11 July 2010

Magnesia on the Maeander

One of the 2 ancient cities in western Turkey named Magnesia was located near the Maeander (Meander) River*. Its surviving remains are among the lesser known and rarely visited sites. Last month while I was in the area, I toured Magnesia on the Maeander solely for the purpose of collecting snails. I was the only visitor at the site for about an hour and was quite impressed by what I saw.

According to George Bean (Aegean Turkey, 1966), Magnesia was founded by Greek colonists from the original Magnesia in northern Greece. Bean didn't state when the city may have been founded, but it seems that it was around at least as early as 400 B.C.E.

A nearby placard indicated that the structure in the following picture was the "propylon" or the market gate that connected the agora with the sanctuary of Artemis. Apparently, it was actually a building that had "two aisles with ten columns and six pillars". What is the difference between a column and a pillar?

Incidentally, the most common land snail at the site was the species formerly known as Helix aspersa.

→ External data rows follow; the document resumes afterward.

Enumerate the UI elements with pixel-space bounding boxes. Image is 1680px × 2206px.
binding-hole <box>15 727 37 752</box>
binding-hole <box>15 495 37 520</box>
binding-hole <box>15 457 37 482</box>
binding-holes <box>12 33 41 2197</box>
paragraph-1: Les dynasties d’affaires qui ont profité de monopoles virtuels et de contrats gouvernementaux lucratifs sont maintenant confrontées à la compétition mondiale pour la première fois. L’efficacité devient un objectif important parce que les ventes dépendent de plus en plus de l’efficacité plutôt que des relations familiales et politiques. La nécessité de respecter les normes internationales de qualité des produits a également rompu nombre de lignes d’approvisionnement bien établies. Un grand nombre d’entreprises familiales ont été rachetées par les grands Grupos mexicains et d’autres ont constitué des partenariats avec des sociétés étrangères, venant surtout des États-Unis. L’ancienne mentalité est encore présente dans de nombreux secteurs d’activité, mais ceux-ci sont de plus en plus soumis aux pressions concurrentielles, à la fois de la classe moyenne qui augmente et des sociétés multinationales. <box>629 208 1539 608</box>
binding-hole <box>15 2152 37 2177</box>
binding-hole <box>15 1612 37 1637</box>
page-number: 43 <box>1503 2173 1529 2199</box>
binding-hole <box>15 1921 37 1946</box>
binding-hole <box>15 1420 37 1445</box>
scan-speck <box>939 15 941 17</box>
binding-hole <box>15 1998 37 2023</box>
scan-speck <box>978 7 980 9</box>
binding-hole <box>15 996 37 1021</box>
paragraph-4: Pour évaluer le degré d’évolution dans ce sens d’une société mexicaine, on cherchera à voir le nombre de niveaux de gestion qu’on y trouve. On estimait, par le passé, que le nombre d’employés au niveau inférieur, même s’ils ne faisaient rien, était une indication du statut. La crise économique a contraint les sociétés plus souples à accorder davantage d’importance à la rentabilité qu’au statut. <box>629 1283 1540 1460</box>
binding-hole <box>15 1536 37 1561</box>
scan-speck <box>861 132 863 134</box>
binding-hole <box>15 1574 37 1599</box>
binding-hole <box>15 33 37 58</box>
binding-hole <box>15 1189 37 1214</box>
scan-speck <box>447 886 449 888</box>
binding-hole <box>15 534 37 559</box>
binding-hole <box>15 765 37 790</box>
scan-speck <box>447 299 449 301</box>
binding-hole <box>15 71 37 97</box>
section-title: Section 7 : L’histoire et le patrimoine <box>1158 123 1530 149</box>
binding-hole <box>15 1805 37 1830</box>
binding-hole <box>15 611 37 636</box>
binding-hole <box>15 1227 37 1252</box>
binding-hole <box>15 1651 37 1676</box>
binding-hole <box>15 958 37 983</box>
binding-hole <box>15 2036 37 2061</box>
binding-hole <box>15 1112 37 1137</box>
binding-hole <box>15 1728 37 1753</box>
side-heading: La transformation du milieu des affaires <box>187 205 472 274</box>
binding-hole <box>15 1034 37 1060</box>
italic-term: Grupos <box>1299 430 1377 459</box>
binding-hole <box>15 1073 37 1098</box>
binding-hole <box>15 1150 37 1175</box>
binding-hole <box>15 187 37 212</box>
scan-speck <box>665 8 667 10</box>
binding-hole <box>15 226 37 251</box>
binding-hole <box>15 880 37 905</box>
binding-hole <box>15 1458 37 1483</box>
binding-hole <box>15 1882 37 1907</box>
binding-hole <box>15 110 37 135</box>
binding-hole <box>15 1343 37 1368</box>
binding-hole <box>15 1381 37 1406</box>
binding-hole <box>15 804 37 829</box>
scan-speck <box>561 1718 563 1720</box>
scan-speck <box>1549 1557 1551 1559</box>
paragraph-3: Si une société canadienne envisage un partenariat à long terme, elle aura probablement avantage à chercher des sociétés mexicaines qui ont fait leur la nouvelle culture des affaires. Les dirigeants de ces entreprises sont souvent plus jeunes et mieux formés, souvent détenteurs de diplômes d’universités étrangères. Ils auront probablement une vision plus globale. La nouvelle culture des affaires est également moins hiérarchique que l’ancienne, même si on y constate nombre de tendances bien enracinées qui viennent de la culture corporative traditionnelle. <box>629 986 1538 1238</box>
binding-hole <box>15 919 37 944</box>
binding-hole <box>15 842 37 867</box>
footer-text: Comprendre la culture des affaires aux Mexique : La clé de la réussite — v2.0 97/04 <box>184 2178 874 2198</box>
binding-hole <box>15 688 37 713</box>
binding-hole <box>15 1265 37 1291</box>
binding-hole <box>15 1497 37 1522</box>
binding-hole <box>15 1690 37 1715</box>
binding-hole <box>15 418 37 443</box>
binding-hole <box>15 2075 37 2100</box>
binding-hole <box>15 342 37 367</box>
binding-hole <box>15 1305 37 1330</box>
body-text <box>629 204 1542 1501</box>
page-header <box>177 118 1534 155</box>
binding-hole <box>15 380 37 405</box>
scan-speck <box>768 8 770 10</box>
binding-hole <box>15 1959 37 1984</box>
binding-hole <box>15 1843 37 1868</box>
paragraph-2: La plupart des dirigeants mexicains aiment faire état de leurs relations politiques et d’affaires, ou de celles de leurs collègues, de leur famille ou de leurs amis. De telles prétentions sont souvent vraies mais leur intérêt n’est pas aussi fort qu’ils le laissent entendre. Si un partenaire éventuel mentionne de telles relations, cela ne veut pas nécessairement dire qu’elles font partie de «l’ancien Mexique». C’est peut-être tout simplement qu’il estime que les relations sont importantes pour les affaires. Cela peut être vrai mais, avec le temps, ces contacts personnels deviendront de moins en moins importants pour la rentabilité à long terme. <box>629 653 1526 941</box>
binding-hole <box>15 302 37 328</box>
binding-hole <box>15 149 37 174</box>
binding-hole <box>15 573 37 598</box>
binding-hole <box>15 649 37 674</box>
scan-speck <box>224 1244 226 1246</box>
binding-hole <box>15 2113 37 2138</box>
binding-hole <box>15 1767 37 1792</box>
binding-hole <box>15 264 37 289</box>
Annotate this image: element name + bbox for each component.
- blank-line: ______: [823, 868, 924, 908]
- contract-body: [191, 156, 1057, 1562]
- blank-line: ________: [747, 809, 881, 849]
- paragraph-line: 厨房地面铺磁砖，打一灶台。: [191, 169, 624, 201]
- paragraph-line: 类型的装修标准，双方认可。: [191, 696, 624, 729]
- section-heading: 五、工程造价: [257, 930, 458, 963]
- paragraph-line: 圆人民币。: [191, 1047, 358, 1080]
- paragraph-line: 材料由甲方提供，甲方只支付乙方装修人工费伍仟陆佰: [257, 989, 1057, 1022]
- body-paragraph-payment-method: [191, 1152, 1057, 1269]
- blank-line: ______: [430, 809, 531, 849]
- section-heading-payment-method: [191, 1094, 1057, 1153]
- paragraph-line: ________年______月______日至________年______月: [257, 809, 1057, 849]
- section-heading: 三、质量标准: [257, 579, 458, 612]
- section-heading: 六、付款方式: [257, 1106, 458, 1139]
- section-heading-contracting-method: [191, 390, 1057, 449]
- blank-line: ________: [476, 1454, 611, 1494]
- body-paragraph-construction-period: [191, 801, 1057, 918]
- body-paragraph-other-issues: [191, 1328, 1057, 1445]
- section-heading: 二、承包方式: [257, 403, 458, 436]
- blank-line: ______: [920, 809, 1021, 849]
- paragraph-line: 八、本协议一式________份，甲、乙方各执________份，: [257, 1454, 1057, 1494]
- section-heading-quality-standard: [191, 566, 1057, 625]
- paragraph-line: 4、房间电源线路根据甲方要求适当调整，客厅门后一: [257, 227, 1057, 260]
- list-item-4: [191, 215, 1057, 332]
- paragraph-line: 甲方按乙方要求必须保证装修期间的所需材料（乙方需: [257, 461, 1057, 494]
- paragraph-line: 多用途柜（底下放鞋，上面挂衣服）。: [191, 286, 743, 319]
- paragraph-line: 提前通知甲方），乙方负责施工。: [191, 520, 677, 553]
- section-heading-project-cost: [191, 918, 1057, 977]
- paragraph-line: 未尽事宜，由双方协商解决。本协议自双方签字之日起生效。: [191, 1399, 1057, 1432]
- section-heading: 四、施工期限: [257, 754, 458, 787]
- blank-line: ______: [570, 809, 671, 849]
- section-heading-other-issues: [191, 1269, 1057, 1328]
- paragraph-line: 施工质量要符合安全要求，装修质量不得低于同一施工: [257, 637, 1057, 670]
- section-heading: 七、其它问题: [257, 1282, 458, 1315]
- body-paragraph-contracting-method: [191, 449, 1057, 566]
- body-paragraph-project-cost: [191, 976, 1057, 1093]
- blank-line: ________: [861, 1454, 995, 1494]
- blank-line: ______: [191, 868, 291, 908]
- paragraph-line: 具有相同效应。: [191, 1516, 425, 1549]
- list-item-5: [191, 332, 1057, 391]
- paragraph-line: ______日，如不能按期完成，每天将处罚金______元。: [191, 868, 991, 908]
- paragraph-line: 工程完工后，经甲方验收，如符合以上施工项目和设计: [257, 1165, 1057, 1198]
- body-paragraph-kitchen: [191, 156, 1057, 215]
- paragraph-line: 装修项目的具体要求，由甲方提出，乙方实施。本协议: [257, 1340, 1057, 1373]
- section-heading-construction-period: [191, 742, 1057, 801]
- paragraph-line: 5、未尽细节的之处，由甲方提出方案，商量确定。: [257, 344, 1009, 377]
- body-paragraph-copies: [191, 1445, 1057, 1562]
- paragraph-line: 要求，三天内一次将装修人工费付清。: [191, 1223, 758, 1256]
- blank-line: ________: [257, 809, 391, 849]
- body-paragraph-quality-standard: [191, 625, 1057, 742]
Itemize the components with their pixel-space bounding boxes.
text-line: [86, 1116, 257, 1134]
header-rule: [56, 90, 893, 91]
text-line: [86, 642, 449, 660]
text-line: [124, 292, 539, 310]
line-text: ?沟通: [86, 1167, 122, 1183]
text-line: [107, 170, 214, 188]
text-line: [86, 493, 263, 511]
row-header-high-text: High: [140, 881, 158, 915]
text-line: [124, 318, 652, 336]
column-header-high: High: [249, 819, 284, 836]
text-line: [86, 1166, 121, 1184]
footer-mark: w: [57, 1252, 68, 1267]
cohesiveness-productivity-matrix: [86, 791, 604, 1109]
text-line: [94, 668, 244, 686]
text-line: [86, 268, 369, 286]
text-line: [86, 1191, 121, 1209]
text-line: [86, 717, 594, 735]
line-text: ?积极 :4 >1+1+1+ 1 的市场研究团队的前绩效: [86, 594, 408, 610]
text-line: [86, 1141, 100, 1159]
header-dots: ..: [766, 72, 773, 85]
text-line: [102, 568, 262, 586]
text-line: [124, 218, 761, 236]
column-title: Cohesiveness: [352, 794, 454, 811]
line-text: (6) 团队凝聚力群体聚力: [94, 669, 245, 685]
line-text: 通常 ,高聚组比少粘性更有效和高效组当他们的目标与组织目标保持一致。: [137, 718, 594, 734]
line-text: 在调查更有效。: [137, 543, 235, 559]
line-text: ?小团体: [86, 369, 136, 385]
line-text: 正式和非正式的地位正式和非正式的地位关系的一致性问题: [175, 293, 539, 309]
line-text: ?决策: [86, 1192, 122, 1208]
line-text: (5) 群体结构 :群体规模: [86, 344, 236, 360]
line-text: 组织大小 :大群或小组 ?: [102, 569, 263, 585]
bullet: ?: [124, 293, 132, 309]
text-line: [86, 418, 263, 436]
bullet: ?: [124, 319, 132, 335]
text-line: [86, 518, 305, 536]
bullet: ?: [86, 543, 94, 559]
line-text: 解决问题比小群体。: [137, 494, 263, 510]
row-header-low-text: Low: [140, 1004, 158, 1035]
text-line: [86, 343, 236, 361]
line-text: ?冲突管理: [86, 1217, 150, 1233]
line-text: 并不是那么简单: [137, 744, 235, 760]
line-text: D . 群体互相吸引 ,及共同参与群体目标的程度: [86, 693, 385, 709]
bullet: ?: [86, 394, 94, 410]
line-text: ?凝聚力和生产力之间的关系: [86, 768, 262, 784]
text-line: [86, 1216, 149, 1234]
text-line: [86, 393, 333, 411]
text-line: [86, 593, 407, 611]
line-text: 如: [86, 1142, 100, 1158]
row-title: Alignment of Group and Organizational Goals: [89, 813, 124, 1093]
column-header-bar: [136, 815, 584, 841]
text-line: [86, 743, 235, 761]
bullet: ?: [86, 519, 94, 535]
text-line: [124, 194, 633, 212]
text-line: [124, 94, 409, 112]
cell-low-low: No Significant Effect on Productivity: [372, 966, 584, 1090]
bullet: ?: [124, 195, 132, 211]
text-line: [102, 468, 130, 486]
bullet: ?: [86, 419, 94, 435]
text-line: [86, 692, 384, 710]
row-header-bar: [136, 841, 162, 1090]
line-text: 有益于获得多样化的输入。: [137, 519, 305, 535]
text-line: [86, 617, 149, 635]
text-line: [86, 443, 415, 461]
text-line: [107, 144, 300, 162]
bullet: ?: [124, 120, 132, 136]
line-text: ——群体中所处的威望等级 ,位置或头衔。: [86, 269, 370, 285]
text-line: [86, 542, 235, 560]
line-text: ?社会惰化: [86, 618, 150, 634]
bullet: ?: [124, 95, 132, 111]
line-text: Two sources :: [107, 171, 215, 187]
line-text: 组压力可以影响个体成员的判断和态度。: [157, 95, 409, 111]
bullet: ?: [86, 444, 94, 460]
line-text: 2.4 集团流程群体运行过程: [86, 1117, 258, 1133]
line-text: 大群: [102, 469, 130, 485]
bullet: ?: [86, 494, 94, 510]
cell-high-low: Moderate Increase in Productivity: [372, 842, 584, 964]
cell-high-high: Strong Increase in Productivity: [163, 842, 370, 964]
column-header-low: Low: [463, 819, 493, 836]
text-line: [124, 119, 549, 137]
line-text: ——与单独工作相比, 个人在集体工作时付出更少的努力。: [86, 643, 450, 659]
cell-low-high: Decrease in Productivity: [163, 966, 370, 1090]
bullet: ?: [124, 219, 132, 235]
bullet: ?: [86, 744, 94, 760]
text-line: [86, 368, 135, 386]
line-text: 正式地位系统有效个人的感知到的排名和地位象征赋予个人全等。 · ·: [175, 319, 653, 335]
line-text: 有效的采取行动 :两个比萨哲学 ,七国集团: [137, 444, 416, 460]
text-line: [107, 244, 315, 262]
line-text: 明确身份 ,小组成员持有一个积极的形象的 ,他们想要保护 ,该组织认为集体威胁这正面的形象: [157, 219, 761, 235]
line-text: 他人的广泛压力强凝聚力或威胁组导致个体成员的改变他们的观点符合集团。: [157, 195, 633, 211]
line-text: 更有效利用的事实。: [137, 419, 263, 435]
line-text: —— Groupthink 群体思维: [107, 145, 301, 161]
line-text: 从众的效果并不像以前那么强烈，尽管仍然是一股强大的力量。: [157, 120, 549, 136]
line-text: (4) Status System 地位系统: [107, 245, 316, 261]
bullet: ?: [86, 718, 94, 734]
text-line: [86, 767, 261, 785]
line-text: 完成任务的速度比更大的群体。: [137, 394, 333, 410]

*The other one was at the location of the current city of Manisa located ~100 km to the north.

1 comment:

Duane Smith said...

In most usages, ‘columns’ and ‘pillars’ represent a distinction without a difference. The words are generally interchangeably. But specialized usages do show up in literature. Sometimes the cylindrical shaft of a column, as opposed to the whole thing with its base and capital, is called the pillar. If I remember correctly, some historians of architecture make a distinction between a pillars that lack circular bases and columns that have them. Others see pillars as monolithic and columns as composite with several sections stacked one on the other. I think some others use ‘column’ to name an architectural feature of a building while they use ‘pillar’ for free standing sticky up things (or is it the other way around?). I don’t think there is much, if any, uniformity in these specialized usages.